– В Лондон направляетесь, мистер Пексниф? – спросил сын.
– Да, мистер Джонас, в Лондон. Надеюсь, мы будем иметь удовольствие всю дорогу ехать в вашем обществе?
– Ну, ей-богу, на этот счет вы уж лучше спросите папашу, – сказал Джонас. – Я не хочу проговариваться. А то как бы чего не вышло.
Мистера Пекснифа, надо сказать, очень развеселил такой ответ. Когда его веселье несколько приутихло, мистер Джонас дал ему понять, что они с родителем действительно едут к себе домой, в столицу, и что они находятся в этих местах со дня достопамятного семейного собрания, имея в виду некоторое небезвыгодное помещение капитала, ради чего они и прибыли сюда, ибо, как сообщил мистер Джонас, у них с папашей в обычае, ежели есть такая возможность – подшибать одним камнем двух воробьев сразу и бросать кильку в воду только в том случае, если есть надежда поймать на нее кита. Сообщив эти скудные, но содержательные сведения, Джонас сказал, что «если Пекснифу все равно, он пересадит его к папаше, а сам поболтает с барышнями», и, во исполнение этого учтивого намерения, освободив место рядом с почтенным старичком, устроился в уголке напротив, бок о бок с прелестной мисс Мерси.

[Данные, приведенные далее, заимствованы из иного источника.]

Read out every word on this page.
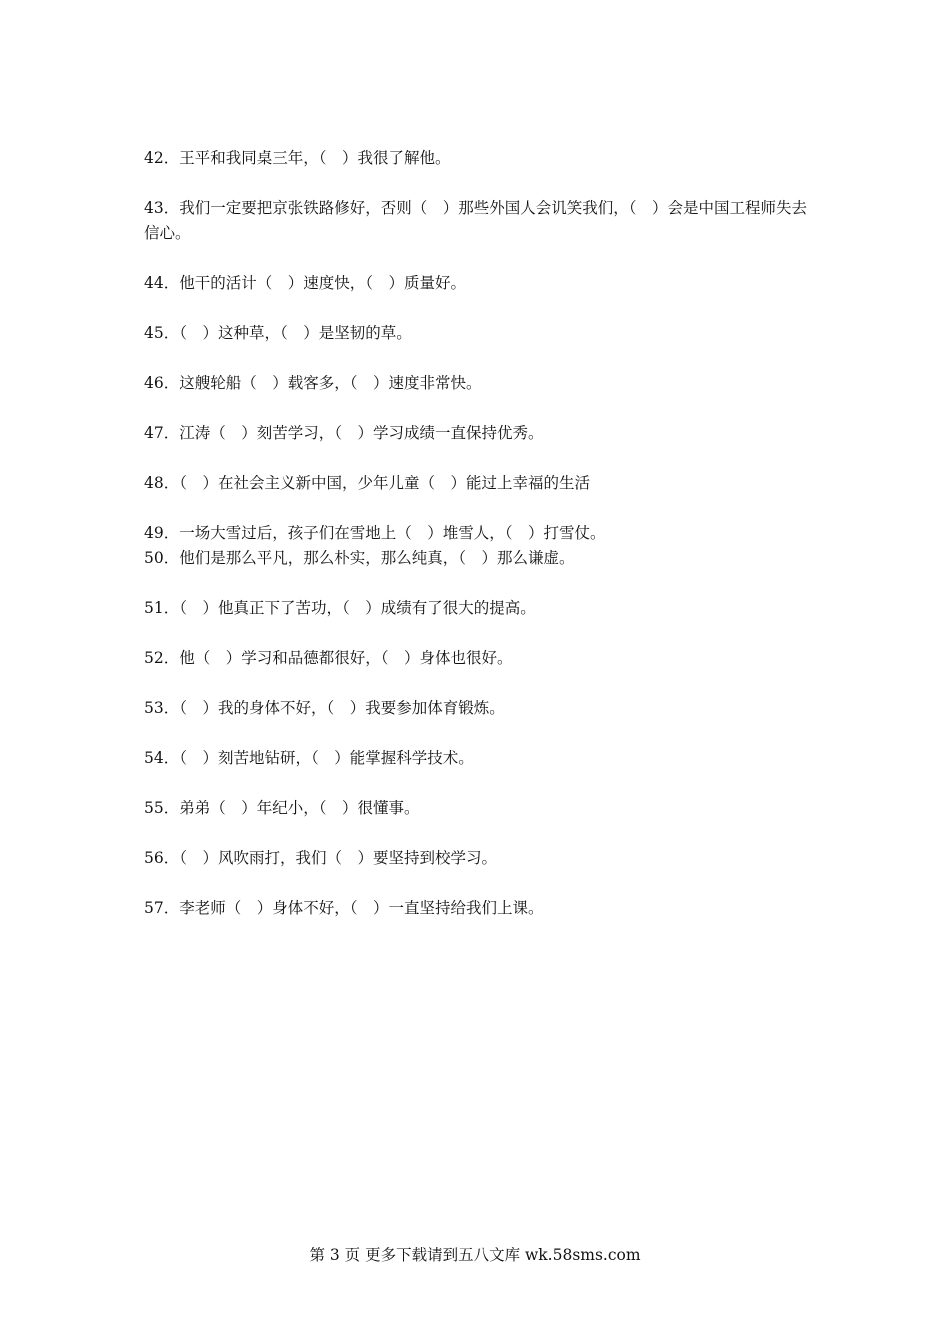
42．王平和我同桌三年，（　）我很了解他。

43．我们一定要把京张铁路修好，否则（　）那些外国人会讥笑我们，（　）会是中国工程师失去信心。

44．他干的活计（　）速度快，（　）质量好。

45．（　）这种草，（　）是坚韧的草。

46．这艘轮船（　）载客多，（　）速度非常快。

47．江涛（　）刻苦学习，（　）学习成绩一直保持优秀。

48．（　）在社会主义新中国，少年儿童（　）能过上幸福的生活

49．一场大雪过后，孩子们在雪地上（　）堆雪人，（　）打雪仗。

50．他们是那么平凡，那么朴实，那么纯真，（　）那么谦虚。

51．（　）他真正下了苦功，（　）成绩有了很大的提高。

52．他（　）学习和品德都很好，（　）身体也很好。

53．（　）我的身体不好，（　）我要参加体育锻炼。

54．（　）刻苦地钻研，（　）能掌握科学技术。

55．弟弟（　）年纪小，（　）很懂事。

56．（　）风吹雨打，我们（　）要坚持到校学习。

57．李老师（　）身体不好，（　）一直坚持给我们上课。

第 3 页 更多下载请到五八文库 wk.58sms.com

Воспитание мистера Джонаса было самое строгое и с колыбели имело в виду главным образом корысть. Первое слово, которое он научился складывать, было «деньги», а второе (когда он добрался до трехсложных слов) – «нажива». В этом воспитании не было бы, можно сказать, ничего предосудительного, если бы не два минуса, которых заблаговременно никоим образом не мог предусмотреть его дальновидный родитель. Одним из этих минусов было то, что, выучившись у папаши водить за нос кого угодно, Джонас приобрел склонность водить за нос и самого почтенного наставника. А второй заключался в том, что, еще смолоду привыкнув на все смотреть с точки зрения собственника, он и на своего родителя мало-помалу перенес этот взгляд и не без досады усматривал в нем известного рода личное достояние, которое не имеет никакого права разгуливать на свободе, а подлежит заключению в особого рода железный сейф, именуемый в просторечии гробом, и сдаче на хранение за кладбищенскую ограду.
– Ну, сестрица, – сказал мистер Джонас, – ведь мы с вами родня все-таки, хоть и седьмая вода на киселе… Так, значит, вы едете в Лондон?
Мисс Мерси ответила утвердительно и тут же, ущипнув старшую сестру за плечо, принялась хихикать без удержу.
– В Лондоне кавалеров видимо-невидимо, сестрица! – сказал мистер Джонас, слегка прикасаясь к ней локтем.
– Ну и что ж такого! – воскликнула молодая девушка. – Не съедят же они нас, я думаю! – Она произнесла это, сильно жеманясь, и, будучи больше не в силах бороться с душившим ее смехом, уткнулась в сестрину шаль.
– Мерри! – воскликнула эта более рассудительная особа. – Право, мне стыдно за тебя! Что с тобой делается, шальная ты девчонка? – В ответ на что мисс Мерри, конечно, расхохоталась еще сильнее.